Por ser uma cor pouco comum em objetos, o rosa chama a atenção por onde passa. Seja um carro dessa coloração ou um cabelo tingido, o tom sempre rende comentários.
Da mesma forma, não foi diferente quando fotos de uma raia cor-de-rosa surgiram na internet. O curioso dessas imagens é que ninguém “tingiu” o animal; ele tem essa coloração naturalmente.
Uma coloração que intriga
A imagem, tirada pelo fotógrafo Kristian Laine, movimentou a internet na época. Em 2020, enquanto realizava um mergulho livre próximo à ilha mais ao sul da Grande Barreira de Corais, na Austrália, ele se deparou com o animal.
Sua primeira reação foi verificar se sua câmera não estava com problemas ou apresentava algum tipo de defeito.
Porém, seu equipamento estava perfeito.

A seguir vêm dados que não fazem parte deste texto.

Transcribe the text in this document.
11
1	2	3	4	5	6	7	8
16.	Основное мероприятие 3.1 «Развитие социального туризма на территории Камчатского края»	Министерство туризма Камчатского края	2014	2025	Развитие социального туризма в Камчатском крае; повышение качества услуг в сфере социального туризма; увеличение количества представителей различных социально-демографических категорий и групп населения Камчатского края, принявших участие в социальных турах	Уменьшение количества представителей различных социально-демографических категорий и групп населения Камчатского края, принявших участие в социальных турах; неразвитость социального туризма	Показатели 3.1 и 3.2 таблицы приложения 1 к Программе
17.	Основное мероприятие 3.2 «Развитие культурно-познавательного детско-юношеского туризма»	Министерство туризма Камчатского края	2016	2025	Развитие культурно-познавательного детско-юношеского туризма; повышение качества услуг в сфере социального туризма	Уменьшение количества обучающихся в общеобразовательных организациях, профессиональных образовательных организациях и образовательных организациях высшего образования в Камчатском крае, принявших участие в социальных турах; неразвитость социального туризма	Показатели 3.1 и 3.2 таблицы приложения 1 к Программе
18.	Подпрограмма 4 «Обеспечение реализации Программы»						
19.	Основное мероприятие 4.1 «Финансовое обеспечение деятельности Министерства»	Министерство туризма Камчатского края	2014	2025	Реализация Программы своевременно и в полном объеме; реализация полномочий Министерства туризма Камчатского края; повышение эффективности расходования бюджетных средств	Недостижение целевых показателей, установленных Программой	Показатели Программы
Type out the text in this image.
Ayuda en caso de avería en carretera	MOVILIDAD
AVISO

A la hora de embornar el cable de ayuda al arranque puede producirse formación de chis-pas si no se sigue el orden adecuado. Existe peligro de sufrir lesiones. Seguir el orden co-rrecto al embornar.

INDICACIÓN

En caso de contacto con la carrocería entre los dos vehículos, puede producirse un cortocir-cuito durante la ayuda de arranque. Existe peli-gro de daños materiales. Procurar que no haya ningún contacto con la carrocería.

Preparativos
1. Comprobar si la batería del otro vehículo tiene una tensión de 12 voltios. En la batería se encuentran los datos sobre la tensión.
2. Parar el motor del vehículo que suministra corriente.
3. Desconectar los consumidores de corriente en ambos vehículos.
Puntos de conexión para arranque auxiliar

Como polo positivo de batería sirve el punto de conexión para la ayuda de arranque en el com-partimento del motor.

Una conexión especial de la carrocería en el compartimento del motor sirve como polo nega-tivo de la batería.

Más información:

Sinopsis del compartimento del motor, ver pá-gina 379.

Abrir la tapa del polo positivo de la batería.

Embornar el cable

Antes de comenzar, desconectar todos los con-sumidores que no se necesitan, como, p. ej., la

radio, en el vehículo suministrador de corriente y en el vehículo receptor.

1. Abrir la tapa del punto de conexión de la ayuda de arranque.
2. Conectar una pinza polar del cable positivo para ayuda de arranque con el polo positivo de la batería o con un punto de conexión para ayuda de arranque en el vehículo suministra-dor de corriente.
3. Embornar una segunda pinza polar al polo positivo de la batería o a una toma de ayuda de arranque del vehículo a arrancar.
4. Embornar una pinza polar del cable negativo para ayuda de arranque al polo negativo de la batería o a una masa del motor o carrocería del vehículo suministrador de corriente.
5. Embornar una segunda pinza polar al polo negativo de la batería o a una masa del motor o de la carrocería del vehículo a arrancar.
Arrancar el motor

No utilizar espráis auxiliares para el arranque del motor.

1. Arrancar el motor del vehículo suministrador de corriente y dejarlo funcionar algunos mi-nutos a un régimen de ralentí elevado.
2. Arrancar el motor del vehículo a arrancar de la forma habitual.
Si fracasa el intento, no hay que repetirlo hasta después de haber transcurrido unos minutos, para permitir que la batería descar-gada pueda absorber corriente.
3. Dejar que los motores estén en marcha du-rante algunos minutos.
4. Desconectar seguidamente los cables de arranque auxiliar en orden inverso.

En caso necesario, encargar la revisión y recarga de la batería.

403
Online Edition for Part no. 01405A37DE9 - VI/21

Logo depois, ele descobriu que havia encontrado uma jamanta-de-recife.
Origem da cor rosa
Por mais que muitos pensem que sua coloração se origina de sua dieta ou de alguma infecção de pele, a causa da cor rosa não é nada disso.
Antes de Kristian Laine, o animal já havia sido avistado em 2015, porém a origem de sua pigmentação se manteve um mistério.
Cientistas do grupo de pesquisa australiano Projeto Manta confirmam que a cor do Inspetor Clouseau, nome dado à raia, é verdadeira.
Mutações que alteram a pigmentação da pele
Em 2016, Amelia Armstrong, pesquisadora do Projeto Manta, realizou uma biópsia na pele dessa raia que descartou as possibilidades de infecção ou dieta.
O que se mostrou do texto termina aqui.